Revitalisation du bassin Peel : des craintes d’un nouveau Griffintown
Radio-Canada
« Si vous regardez Griffintown, on n'en veut pas à Pointe-Saint-Charles », lance Jocelyne Bernier, qui habite le quartier du sud de Montréal depuis plus de quatre décennies.
Les groupes communautaires du quartier, qui militent depuis plusieurs années pour un développement à échelle humaine du secteur du bassin Peel, craignent que le site ne devienne le prolongement du nouveau quartier qui a poussé de l'autre côté du canal de Lachine.
Le secteur est dominé par l'industrie lourde depuis plus d'un siècle. Autrefois, les navires accostaient aux bassins Peel et Wellington, près de l'embouchure du canal. Les trains, eux, sont toujours omniprésents dans le paysage. Une branche du futur Réseau express métropolitainREM survole même la rue Bridge.
Ici, c'étaient des entreprises, raconte Mme Bernier. Et là, je vois le quartier changer avec l'arrivée des condos. Je vois l'impact de la gentrification.
Certains promoteurs, qui possèdent des terrains dans le secteur au sud du bassin Peel, ont récemment dénoncé les orientations préliminaires de l'administration Plante.
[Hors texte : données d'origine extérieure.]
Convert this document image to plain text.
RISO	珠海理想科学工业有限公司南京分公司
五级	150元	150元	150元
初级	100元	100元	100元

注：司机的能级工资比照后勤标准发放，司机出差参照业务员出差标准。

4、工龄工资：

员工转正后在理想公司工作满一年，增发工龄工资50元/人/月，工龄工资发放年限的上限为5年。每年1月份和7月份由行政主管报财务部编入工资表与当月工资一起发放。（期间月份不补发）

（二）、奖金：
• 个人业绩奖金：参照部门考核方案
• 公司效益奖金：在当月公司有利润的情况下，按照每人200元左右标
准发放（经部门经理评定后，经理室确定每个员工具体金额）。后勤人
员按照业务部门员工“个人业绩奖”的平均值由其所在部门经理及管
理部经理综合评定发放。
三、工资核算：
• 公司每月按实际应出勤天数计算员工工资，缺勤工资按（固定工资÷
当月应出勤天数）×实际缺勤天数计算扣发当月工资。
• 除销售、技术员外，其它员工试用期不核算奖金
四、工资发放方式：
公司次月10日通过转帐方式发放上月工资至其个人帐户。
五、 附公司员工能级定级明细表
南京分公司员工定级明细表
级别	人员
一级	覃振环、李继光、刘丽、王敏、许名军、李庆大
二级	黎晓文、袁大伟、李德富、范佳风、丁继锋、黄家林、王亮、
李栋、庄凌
Alors que les constructeurs voudraient pouvoir ériger des tours de 12 à 25 étages, qui contiendraient jusqu'à 12 000 logements dans tout le secteur Bridge-Bonaventure, la Ville en proposerait trois fois moins, selon une version préliminaire du plan de développement qui a été présentée à divers partenaires.
La Ville a proposé un type de développement qui n'est clairement pas aussi haut que ce que [le promoteur] Devimco souhaitait, mais qui ne correspond pas non plus à la définition de l'échelle humaine des acteurs communautaires de Pointe-Saint-Charles, explique Karine Triollet, d'Action-Gardien, qui regroupe les organismes communautaires du quartier.
On ne dit pas que c'est seulement des triplex qu'on veut, précise Jocelyne Bernier. Mais il y a d'autres façons de densifier : plus d'espaces publics et verdis, moins de stationnements dans les rues, plus de rues conviviales.
Les organismes souhaitent également la création d'au moins mille logements sociaux, sur les terrains qui appartiennent aux gouvernements fédéral et provincial. La demande dans le quartier est énorme, affirme Francis Dolan, organisateur communautaire au comité logement de Pointe-Saint-Charles. Il y a plus de mille ménages qui paient plus de 50 % de leurs revenus pour se loger, et ce sont des chiffres de 2016 qui devront être revus à la hausse, explique-t-il.
Ce qu’il ne faut pas faire, c'est du développement comme ça s'est fait à Griffintown, pense aussi Mathieu Collette, fondateur et directeur général des Forges de Montréal, installées dans l'ancienne station de pompage Riverside, située à proximité du site. Il y a plein de promotion immobilière qui a été faite trop rapidement, le secteur est mal réfléchi, les rues sont trop étroites, selon lui.